Feiffer's Children by Jules Feiffer
Feiffer's Children was published in 1986, the year Jules Feiffer won the Pulitzer Prize for Editorial Cartooning in The Village Voice. It is a collection of his one page cartoon strips on children and parenting. Each comic strip takes up one page of and includes 6-10 frameless panels of his line-drawn black and white characters. One reviewer wrote that Feiffer writes of "the postwar Age of Anxiety in the big city." Be prepared for page after page of hilarious looks at anxious urban children and parents.
Included is his classic anti-war short graphic story Munro which was made into a film that won the Academy Award for Animated Short Film in 1961. Wikipedia described Munro as "a rebellious little boy who is accidentally drafted into the United States Army. No matter which adult he tells "I'm only four", they all fail to notice his age."

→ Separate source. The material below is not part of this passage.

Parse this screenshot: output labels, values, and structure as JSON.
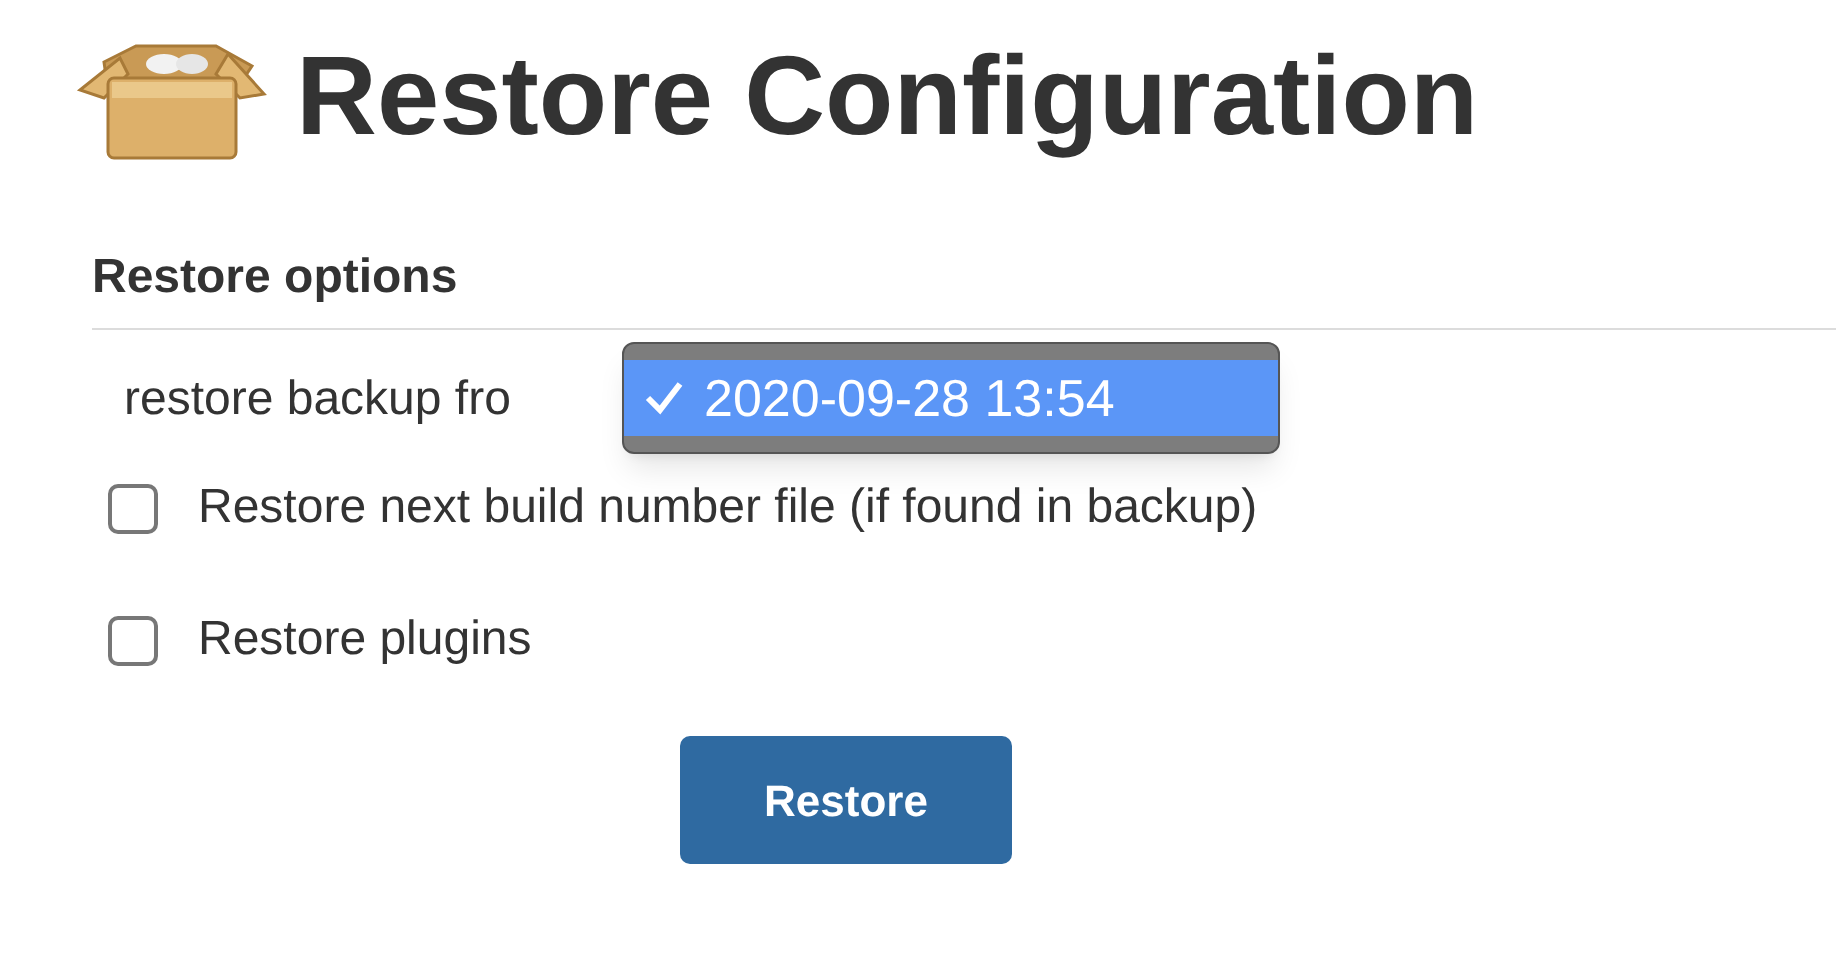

The book ends with "Movie-Child: An Afterword" which is a three page autobiographical sketch on Feiffer's growing up in a poor Jewish family in the Bronx. He talks about how his only escape from the dark, dingy and dangerous world around him was the movie house three blocks from his home. His heroes were Shirley Temple, Douglas Fairbanks, Henry Fonda, James Cagney, John Garfield, and Mickey Rooney.